How long, Lord? Will you forget me forever?
How long will you hide your face from me?
How long must I wrestle with my thoughts
and day after day have sorrow in my heart?
Will the Lord reject forever?
Will he never show his favor again?
Has his unfailing love vanished forever?
Has his promise failed for all time?
Has God forgotten to be merciful?
Has he in anger withheld his compassion?
Your faith doesn’t always demand for you to remember all the good God has done in your life in every moment, so that you will minimize the pain and sorrow you’re currently enduring.
The bible shows us that there’s a place for every kind of emotion to be felt and expressed. This doesn’t mean we are to stay there forever. But it also doesn’t mean painful and ugly emotions are off limits.
You can grieve with every manner of sorrow and pain. It doesn’t call your faith into question. Your faith is not less because you allow yourself to grieve.
Grief And Hope Can Exist Together
We are complex beings, a true testament to our Creator. It’s possible for you to be in a very deep state of grief as you miss the days that were, but also eagerly await the days ahead.
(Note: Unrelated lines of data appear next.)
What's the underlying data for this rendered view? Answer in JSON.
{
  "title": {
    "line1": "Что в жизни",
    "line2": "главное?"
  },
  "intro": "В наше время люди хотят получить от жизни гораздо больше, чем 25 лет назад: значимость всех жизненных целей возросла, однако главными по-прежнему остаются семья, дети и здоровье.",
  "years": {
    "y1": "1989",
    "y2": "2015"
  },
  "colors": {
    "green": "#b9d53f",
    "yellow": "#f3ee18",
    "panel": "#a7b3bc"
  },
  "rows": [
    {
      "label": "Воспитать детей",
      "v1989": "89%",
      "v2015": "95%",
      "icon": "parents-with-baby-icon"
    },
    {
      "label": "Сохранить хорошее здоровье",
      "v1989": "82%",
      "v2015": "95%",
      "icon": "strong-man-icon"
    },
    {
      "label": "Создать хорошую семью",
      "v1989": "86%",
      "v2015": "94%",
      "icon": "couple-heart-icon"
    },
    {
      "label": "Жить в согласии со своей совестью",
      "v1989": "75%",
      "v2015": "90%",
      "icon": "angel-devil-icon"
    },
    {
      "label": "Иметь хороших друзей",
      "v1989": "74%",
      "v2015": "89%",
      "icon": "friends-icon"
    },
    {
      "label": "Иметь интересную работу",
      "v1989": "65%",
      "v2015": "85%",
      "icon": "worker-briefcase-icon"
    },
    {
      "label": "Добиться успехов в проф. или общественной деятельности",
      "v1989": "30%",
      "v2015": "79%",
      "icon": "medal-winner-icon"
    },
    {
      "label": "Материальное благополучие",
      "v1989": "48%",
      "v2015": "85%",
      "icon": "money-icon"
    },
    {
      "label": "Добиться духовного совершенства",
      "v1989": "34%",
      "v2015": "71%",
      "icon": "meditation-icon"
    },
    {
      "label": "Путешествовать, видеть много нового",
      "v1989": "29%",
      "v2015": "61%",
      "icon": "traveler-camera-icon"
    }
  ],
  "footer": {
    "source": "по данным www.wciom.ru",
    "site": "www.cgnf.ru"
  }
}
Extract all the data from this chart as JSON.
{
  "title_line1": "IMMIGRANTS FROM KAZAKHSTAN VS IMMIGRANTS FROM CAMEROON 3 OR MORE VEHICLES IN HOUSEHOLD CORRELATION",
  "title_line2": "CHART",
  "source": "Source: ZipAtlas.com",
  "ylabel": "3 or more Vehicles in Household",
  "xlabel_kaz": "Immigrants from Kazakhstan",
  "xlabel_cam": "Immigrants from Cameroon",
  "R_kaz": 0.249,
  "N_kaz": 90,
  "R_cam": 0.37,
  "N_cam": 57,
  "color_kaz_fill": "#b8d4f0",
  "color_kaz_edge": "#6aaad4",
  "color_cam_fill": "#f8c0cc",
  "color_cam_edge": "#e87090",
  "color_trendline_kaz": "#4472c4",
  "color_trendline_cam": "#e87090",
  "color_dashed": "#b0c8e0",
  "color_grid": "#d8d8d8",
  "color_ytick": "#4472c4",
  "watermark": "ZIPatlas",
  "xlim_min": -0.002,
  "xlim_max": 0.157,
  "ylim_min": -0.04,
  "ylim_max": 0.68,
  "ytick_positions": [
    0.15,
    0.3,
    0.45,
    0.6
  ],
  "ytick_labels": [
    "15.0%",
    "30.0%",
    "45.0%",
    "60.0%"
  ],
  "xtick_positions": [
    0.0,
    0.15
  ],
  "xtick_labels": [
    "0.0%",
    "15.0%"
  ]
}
Grief and hope can coexist.
The gospel holds in tension the victory won in Jesus and the longing to see redemption fully played out in our world. We can step into the experience of deep loss while holding on to the hope that things will get better.
We have a real and present hope that continues to live within us daily. While you are grieving, you may also be filled with the hope that Jesus will bring you the comfort you need.
This is my comfort in my affliction,
that your promise gives me life.
In the fullness of your grief, you can equally be filled with hope. This is the mystery of the gospel. While you are very much aware of your present reality, you are just as much aware of the promises and assurance you have in Jesus.
This doesn’t mean you need to bypass your grief to arrive at hope. Psalm 119:50 says, “This is my comfort in affliction.”
We tend to rush past grief, so that we can find hope and comfort. Yet Jesus will bring you hope in the place of sorrow. It doesn’t matter what type of grief you are enduring.
Grief reminds us that pain and sorrow are not natural. Furthermore, they will not always be our reality.
Don’t allow guilt to stop you from grieving. Making lists of reasons you should be filled with joy instead are not necessary. No matter your reason for grieving, let it lead you into the arms of your Savior.